Wedding officiant ceremony reported to possibly rise if claims to kill off plans to open civil partnerships to heterosexuals [UK] succeed. Yes, you heard right! Although in the Netherlands civil partnerships are open to all sexes, in England it’s a whole nother story.
And with the upcoming surge of officiant | celebrant led ceremonies, you can design a wedding the way you want, how you want and where you want. So, knowing all this how do you envision your big day?
Whether you choose to get married outdoors in your beautiful garden, a nature reserve or long for a poolside wedding, an officiant led ceremony is perfect. And the best news is… if you’re non-religious or have unorthodox ideas you decide on the length of your ceremony.
Basically, no restrictions, religious terminology or the word of God will be taken at face value. Read below the key parts, that you need to consider during your wedding officiant ceremony.
Wedding officiant ceremony | part I
- Your arrival at the venue: First is your entrance – walking up the aisle (individually, together or escorted). This commences after the prelude (optional). And then, followed by your favorite processional (instrumental) song. Sit or stand during the ceremony.
- The introduction: Secondly, as your independent celebrant I’ll interact naturally with you and your guests. Then, greet, welcome and thank your family and friends for being part of your special day, on your behalf. Also, we can take a moment of reflection to acknowledge the absence of a loved one and honor their memory.
- Share your love story: The celebrant will share your emotions, experiences and how much your partner means to you.

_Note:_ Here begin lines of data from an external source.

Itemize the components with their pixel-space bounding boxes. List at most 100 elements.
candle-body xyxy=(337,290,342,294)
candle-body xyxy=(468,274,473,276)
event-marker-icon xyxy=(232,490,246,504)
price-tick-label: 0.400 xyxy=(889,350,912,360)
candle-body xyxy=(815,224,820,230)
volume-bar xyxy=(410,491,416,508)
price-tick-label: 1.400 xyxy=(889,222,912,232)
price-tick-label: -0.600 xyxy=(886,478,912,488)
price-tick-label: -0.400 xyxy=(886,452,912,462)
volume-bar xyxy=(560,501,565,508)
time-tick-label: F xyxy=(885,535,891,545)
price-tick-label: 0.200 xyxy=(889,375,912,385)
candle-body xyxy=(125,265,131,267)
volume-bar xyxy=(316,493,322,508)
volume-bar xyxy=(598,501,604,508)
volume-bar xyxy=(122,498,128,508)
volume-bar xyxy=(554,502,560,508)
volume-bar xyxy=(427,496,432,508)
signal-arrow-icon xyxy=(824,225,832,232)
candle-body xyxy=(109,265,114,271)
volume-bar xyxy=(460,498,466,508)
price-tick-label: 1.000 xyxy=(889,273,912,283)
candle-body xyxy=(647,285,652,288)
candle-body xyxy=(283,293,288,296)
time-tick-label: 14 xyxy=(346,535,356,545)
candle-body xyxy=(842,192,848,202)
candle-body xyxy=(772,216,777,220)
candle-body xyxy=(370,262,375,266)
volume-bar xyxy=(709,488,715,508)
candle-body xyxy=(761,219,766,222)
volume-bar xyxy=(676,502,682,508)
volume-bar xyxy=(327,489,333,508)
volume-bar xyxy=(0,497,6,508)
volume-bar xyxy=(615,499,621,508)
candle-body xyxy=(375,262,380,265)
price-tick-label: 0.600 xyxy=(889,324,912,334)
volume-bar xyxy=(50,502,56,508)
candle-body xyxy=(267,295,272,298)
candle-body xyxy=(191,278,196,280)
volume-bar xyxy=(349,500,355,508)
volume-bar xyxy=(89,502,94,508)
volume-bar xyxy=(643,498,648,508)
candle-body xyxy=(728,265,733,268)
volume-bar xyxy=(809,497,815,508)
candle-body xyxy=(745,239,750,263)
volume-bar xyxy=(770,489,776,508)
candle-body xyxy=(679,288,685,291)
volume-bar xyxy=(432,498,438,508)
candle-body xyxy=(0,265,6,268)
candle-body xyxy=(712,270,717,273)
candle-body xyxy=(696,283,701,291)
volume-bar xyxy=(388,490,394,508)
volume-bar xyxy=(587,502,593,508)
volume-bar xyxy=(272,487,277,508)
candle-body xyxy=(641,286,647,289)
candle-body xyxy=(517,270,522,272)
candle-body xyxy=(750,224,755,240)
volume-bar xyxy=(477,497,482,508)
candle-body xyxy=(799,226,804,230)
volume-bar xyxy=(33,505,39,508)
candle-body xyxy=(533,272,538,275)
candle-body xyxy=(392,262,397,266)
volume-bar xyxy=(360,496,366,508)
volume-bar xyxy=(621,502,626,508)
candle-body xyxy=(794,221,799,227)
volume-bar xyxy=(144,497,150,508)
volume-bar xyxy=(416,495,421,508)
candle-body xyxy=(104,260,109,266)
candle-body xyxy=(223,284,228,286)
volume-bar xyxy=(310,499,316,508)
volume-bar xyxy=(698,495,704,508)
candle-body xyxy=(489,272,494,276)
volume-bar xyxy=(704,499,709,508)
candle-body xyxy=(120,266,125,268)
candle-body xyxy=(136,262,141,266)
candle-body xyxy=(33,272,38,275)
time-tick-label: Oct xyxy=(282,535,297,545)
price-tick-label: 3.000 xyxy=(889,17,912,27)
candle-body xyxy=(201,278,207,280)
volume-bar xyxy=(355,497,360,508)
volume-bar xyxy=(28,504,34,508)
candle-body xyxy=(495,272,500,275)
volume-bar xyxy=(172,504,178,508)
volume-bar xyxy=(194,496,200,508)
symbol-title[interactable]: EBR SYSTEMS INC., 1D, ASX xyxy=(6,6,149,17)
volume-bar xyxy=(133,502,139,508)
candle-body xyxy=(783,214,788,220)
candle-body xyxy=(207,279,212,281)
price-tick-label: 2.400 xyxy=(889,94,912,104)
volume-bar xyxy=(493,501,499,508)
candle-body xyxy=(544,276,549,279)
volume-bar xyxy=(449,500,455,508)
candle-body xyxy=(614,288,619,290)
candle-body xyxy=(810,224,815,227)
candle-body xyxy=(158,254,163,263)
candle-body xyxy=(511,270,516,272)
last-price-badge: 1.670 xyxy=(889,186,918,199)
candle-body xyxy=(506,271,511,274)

Or recite a love & friendship poem, give a blessing, or read a non-religious scripture.
- The meeting and proposal: Next, what makes your relationship special? Convey this in your personalised ceremony speech. It contains key details about your first encounter and the proposal. As well as, your love for each other, shared values and your hopes for the future.
- Wedding vows – yes I do: What were the important moments (setbacks and success) in your life? What does love mean to you? Express your declaration of devotion, and intent in your personal vows. Here are questions you need to ask before writing your wedding vows.
Wedding officiant ceremony | part II
- Confirmation: Pronounced married, you are now husband and wife.
- Rings, hand-fasting or other token of love: Exchanging of your rings will take place. Or give a wedding charm bracelet or hold a hand-fasting ceremony. Otherwise, blending of sands ritual or unity candle may be a possibility. Give a gift that represents your love for one another.
- The kiss: After that, you kiss. And this seals the ceremony of love plus confirms the joining of 2 families.
- The signing of marriage certificate: Declaration of marriage. You and your witnesses sign a wedding certificate (symbolic) or non-certified marriage license (sentimental reminder). Live music or a soundtrack can accompany the signing.
- The words of well-wishes: You stand and receive your symbolic marriage certificate/license. Read are wedding words of wisdom. And a parting speech from the celebrant makes the wedding complete.
- Closing remarks and departure: Finally, you leave the venue and walk down aisle together as happy newlyweds. Love ones can follow as you walk along to your recessional song (played or sung live.)